Although Erdoğan and the pro AKP media portray the HDP as the ‘mouthpiece of the PKK terrorists’, it is actually a kind of ‘new left’ coalition of Kurdish nationalists, liberals, democrats and modern leftists who campaign for equal rights, not only for the Kurdish minority, but for all minorities and women. Erdoğan was infuriated when HDP leader Selahattin Demirtaş said “Sayın Recep Tayyip Erdoğan, asla Başkan olamayacaksın” (We will not let you become – a Turkish style – president). Many of those who voted for the HDP agreed with this popular slogan.

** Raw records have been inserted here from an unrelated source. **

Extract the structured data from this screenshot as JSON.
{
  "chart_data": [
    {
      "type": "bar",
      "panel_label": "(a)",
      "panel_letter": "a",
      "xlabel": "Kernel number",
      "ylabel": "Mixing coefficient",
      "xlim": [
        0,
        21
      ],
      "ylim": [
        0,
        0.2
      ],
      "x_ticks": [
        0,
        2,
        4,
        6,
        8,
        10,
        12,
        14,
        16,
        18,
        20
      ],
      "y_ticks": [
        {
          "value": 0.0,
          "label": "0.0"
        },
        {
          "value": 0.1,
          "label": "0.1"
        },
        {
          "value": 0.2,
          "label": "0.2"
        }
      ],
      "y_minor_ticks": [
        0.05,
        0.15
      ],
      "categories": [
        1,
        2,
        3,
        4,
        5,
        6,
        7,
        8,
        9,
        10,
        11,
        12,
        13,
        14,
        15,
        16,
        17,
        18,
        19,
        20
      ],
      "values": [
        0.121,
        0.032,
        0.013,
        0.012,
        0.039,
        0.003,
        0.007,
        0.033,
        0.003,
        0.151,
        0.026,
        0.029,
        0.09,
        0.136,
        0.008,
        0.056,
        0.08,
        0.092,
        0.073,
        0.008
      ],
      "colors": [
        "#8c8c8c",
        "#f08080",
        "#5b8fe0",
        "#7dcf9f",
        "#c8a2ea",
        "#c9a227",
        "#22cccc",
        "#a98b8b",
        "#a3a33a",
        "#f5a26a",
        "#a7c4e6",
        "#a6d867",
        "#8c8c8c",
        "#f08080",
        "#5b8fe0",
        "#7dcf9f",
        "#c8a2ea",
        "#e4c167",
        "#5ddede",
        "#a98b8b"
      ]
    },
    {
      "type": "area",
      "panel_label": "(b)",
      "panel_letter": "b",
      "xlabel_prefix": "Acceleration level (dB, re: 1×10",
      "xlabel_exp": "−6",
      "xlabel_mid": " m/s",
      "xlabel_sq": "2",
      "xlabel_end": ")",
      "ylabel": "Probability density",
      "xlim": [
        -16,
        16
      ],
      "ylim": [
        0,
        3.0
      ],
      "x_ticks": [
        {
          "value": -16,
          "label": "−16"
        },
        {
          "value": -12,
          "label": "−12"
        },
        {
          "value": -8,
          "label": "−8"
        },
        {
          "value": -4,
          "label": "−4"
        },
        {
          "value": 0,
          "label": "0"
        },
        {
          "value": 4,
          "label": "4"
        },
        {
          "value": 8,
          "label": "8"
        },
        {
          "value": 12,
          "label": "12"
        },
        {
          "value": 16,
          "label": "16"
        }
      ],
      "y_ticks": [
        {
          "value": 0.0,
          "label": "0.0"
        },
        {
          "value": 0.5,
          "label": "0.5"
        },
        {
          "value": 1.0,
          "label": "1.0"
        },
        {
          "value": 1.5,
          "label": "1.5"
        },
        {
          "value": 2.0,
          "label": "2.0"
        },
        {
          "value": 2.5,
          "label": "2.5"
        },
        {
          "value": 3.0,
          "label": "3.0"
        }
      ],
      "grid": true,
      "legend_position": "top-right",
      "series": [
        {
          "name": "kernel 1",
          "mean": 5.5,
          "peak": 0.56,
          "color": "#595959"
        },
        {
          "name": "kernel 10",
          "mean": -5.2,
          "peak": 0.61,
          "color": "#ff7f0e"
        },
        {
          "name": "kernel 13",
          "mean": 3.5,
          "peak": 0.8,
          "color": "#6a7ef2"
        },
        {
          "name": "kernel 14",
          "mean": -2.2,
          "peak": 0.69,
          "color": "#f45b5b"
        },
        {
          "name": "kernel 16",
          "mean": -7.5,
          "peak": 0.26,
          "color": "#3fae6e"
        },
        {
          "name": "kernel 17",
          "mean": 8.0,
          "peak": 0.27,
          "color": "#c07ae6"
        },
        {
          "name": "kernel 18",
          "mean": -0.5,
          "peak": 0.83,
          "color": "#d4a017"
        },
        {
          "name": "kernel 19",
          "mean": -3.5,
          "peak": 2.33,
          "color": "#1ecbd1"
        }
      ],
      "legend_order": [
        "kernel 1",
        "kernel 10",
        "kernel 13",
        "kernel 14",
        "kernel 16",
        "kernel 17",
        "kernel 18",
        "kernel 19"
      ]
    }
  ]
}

PKK leader Abdullah Öcalan, who was captured and imprisonment in 1999, disagrees with Demirtaş. Öcalan said to visiting Kurdish politicians on Imrali island, where he is serving a life sentence, “We can agree with Erdoğan on his desired presidential system”, daily Milliyet reported in February 2013 in its scoop of printing the notes of the meeting.
This seems to reflect the mindset of many in the Kurdish movement that is dominated by the KCK (Group of Communities in Kurdistan), an umbrella organization of leftist Kurds that acts as the urban wing of the PKK. They probably wouldn’t mind that Turkey turns into a more authoritarian regime as this could work in their favor in convincing more Kurds that they should campaign for autonomy. Besides that they are against liberal democracy as KCK states in its documents. Turkish analyst Taha Akyol pointed out that the structure of the KCK is ‘not democratic but totalitarian’. “In the constitution it has published under the name “KCK Convention,” it openly rejects the idea of “Western democracy” and instead favors “communal democracy,” of a kind that considers individual freedoms to be degenerate. It is essentially a totalitarian system that is a mixture of forms like the Stalin-type “people’s democracy” or Gaddafi-style “communities” models.”

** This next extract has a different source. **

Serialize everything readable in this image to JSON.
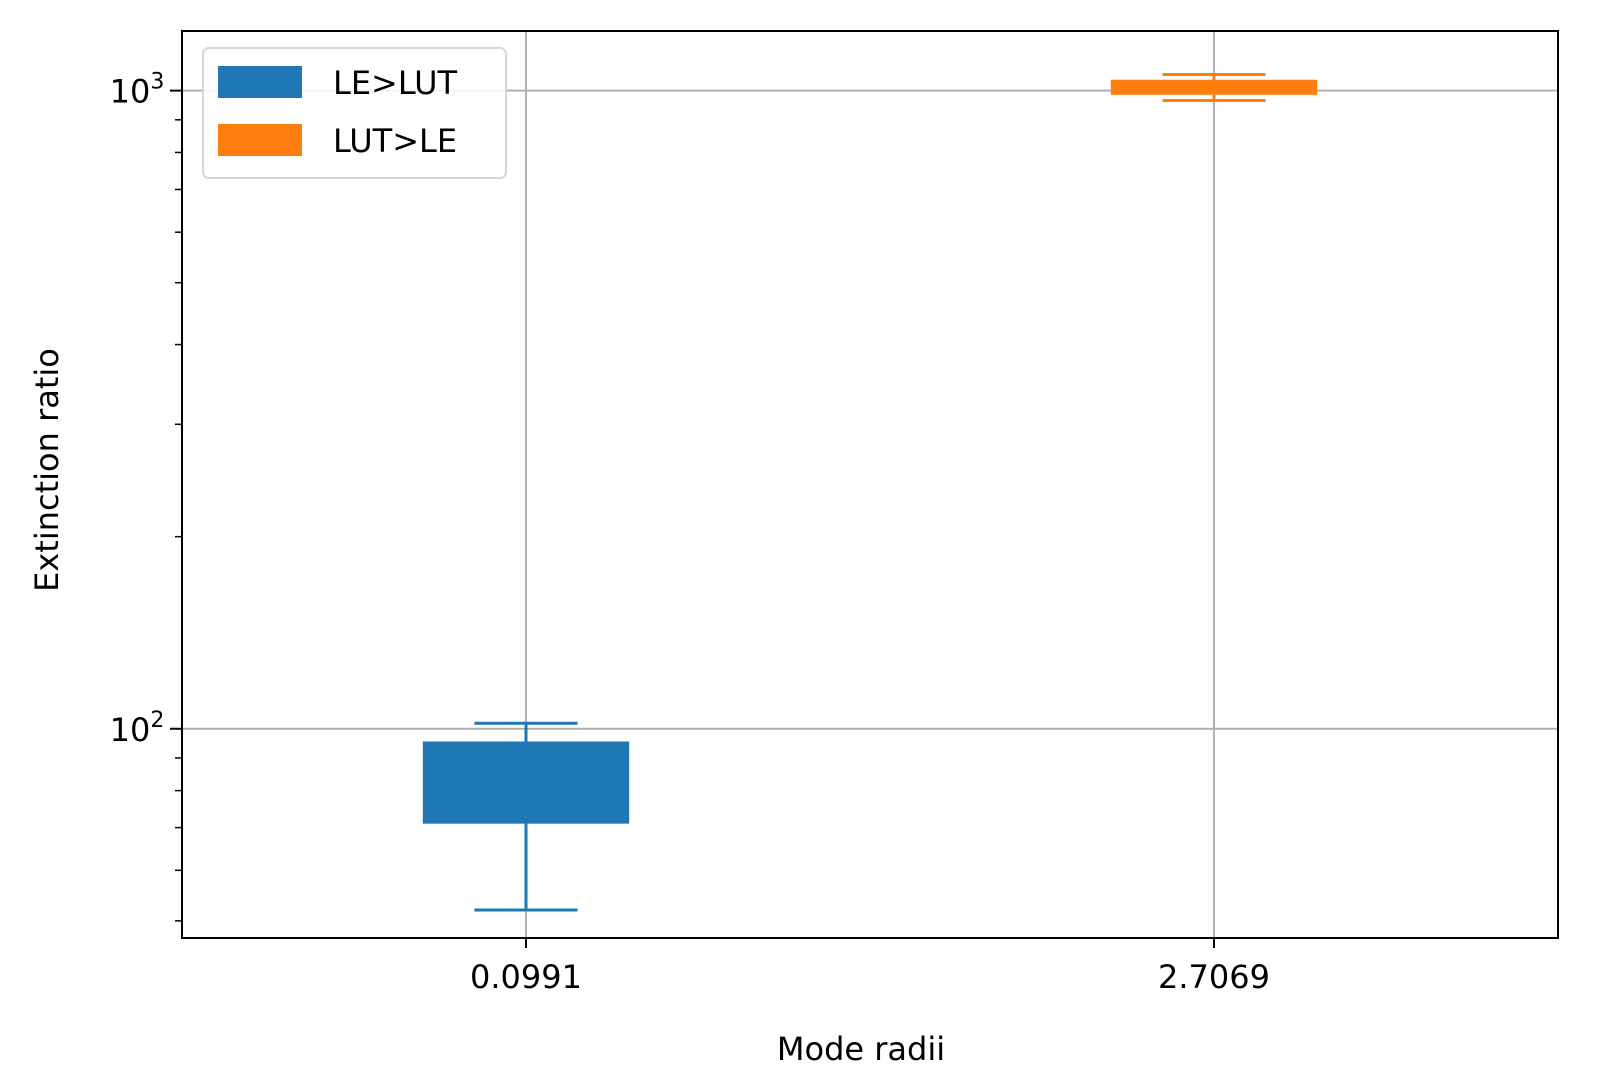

Although the pro Kurdish HDP is faced with this powerful coalition of PKK and AKP it was unlikely that they would succeed in pushing Kurdish politics again under the election threshold. Why would the Kurds who traditionally vote for ethnic Kurdish parties – 6 percent – turn their backs on the HDP? Because of the AKP propaganda and their renewed war on the ‘terrorist PKK’? What about the 7 percent extra who voted for HDP? One percent were young, new left voters in cities, who participated in or were sympathetic to the Gezi park protests in 2013 against the Erdoğan government. The other six percent were conservative Kurds who voted AKP in previous elections, but were angry that Erdoğan refused for a long time to help the Syrian Kurds in Kobani in their struggle against extremist Islamic State, and their impression that Erdoğan has never been serious about the off-and-on again peace talks to end the three-decades long insurgency.

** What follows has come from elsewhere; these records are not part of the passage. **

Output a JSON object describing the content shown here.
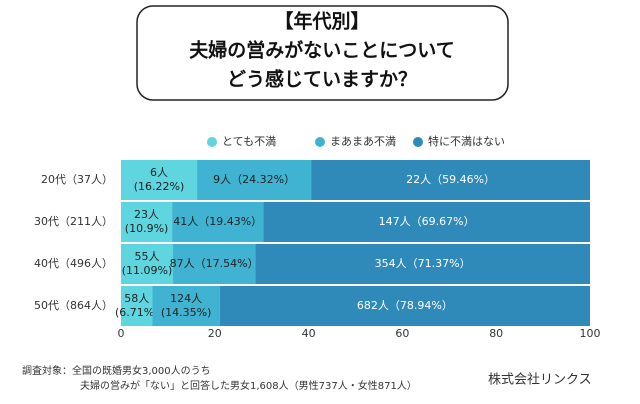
{
  "chart_data": {
    "type": "stacked-barh",
    "title_lines": [
      "【年代別】",
      "夫婦の営みがないことについて",
      "どう感じていますか？"
    ],
    "categories": [
      "20代（37人）",
      "30代（211人）",
      "40代（496人）",
      "50代（864人）"
    ],
    "series": [
      {
        "name": "とても不満",
        "color": "#5fd5e0",
        "values": [
          16.22,
          10.9,
          11.09,
          6.71
        ],
        "value_labels": [
          [
            "6人",
            "(16.22%)"
          ],
          [
            "23人",
            "(10.9%)"
          ],
          [
            "55人",
            "(11.09%)"
          ],
          [
            "58人",
            "(6.71%)"
          ]
        ]
      },
      {
        "name": "まあまあ不満",
        "color": "#3fb3d1",
        "values": [
          24.32,
          19.43,
          17.54,
          14.35
        ],
        "value_labels": [
          [
            "9人（24.32%）"
          ],
          [
            "41人（19.43%）"
          ],
          [
            "87人（17.54%）"
          ],
          [
            "124人",
            "(14.35%)"
          ]
        ]
      },
      {
        "name": "特に不満はない",
        "color": "#2f8ab9",
        "values": [
          59.46,
          69.67,
          71.37,
          78.94
        ],
        "value_labels": [
          [
            "22人（59.46%）"
          ],
          [
            "147人（69.67%）"
          ],
          [
            "354人（71.37%）"
          ],
          [
            "682人（78.94%）"
          ]
        ]
      }
    ],
    "xlim": [
      0,
      100
    ],
    "xticks": [
      0,
      20,
      40,
      60,
      80,
      100
    ],
    "legend": "top",
    "footnote_lines": [
      "調査対象：全国の既婚男女3,000人のうち",
      "夫婦の営みが「ない」と回答した男女1,608人（男性737人・女性871人）"
    ],
    "source": "株式会社リンクス"
  }
}
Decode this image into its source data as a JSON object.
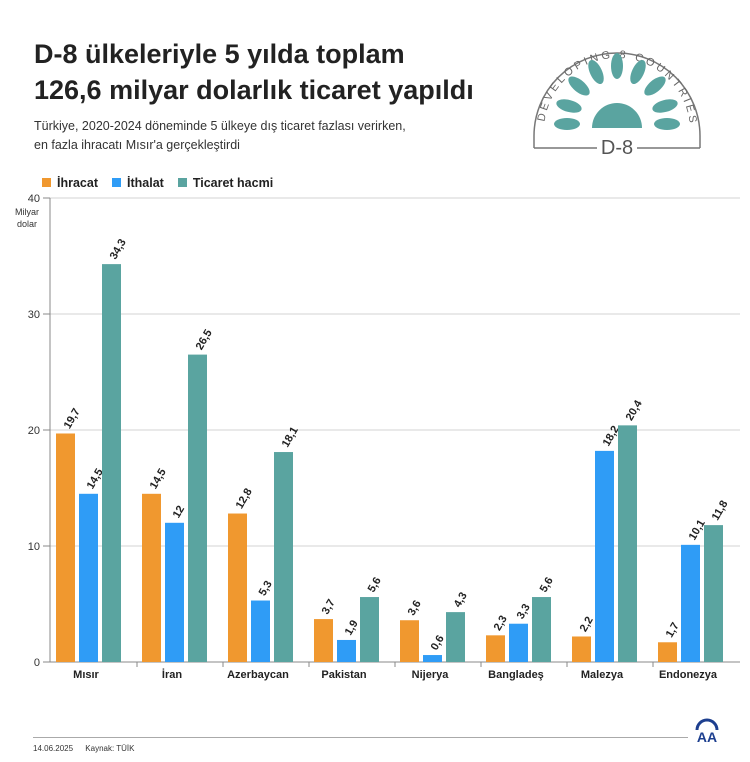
{
  "header": {
    "title_line1": "D-8 ülkeleriyle 5 yılda toplam",
    "title_line2": "126,6 milyar dolarlık ticaret yapıldı",
    "subtitle_line1": "Türkiye, 2020-2024 döneminde 5 ülkeye dış ticaret fazlası verirken,",
    "subtitle_line2": "en fazla ihracatı Mısır'a gerçekleştirdi"
  },
  "logo": {
    "text_top": "DEVELOPING 8 COUNTRIES",
    "text_center": "D-8"
  },
  "footer": {
    "date": "14.06.2025",
    "source": "Kaynak: TÜİK",
    "brand_logo": "AA"
  },
  "colors": {
    "ihracat": "#f0982f",
    "ithalat": "#2f9cf6",
    "ticaret": "#5aa4a0"
  },
  "chart_data": {
    "type": "bar",
    "ylabel": "Milyar dolar",
    "ylim": [
      0,
      40
    ],
    "yticks": [
      0,
      10,
      20,
      30,
      40
    ],
    "grid": true,
    "legend_position": "top-left",
    "categories": [
      "Mısır",
      "İran",
      "Azerbaycan",
      "Pakistan",
      "Nijerya",
      "Bangladeş",
      "Malezya",
      "Endonezya"
    ],
    "series": [
      {
        "name": "İhracat",
        "values": [
          19.7,
          14.5,
          12.8,
          3.7,
          3.6,
          2.3,
          2.2,
          1.7
        ],
        "labels": [
          "19,7",
          "14,5",
          "12,8",
          "3,7",
          "3,6",
          "2,3",
          "2,2",
          "1,7"
        ]
      },
      {
        "name": "İthalat",
        "values": [
          14.5,
          12,
          5.3,
          1.9,
          0.6,
          3.3,
          18.2,
          10.1
        ],
        "labels": [
          "14,5",
          "12",
          "5,3",
          "1,9",
          "0,6",
          "3,3",
          "18,2",
          "10,1"
        ]
      },
      {
        "name": "Ticaret hacmi",
        "values": [
          34.3,
          26.5,
          18.1,
          5.6,
          4.3,
          5.6,
          20.4,
          11.8
        ],
        "labels": [
          "34,3",
          "26,5",
          "18,1",
          "5,6",
          "4,3",
          "5,6",
          "20,4",
          "11,8"
        ]
      }
    ]
  }
}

Look at the results in the 12 mainly Kurdish provinces of Turkey during the June 7 election where the HDP won: Tunceli (60.91), Diyarbakır (79.06), Mardin (73.26), Batman (72.58), Siirt (65.81), Bitlis (60.36), Şırnak (85.36), Hakkari (86.4), Van (74.82), Muş (71.32), Ağrı (78.22), and Kars (44 percent). In all those provinces the Turkish army has killed hundreds of Kurdish militants in the previous months . Erdoğan and his media tried to convince the voters to give his party an absolute majority in parliament again on November 1 to form a strong and stable government to ‘kill all the terrorists’. Many Kurds however saw this flared up ‘war on terror’ mainly as a political ploy to get more votes. Two horrendous suicide attacks in Ankara on Saturday October 10, that targeted leftist Kurds and Turks, and killed nearly one hundred people was seen by anti government activists as well as pro AKP politicians and media as a provocation to influence the outcome of the elections in one way or the other. The voters will ultimately decide who’s narrative to reward. The AKP which says Turkey need a strong one-party government to fight against terrorism and chaos. Or the opposition parties who say that the AKP should lose votes to make sure that democracy survives.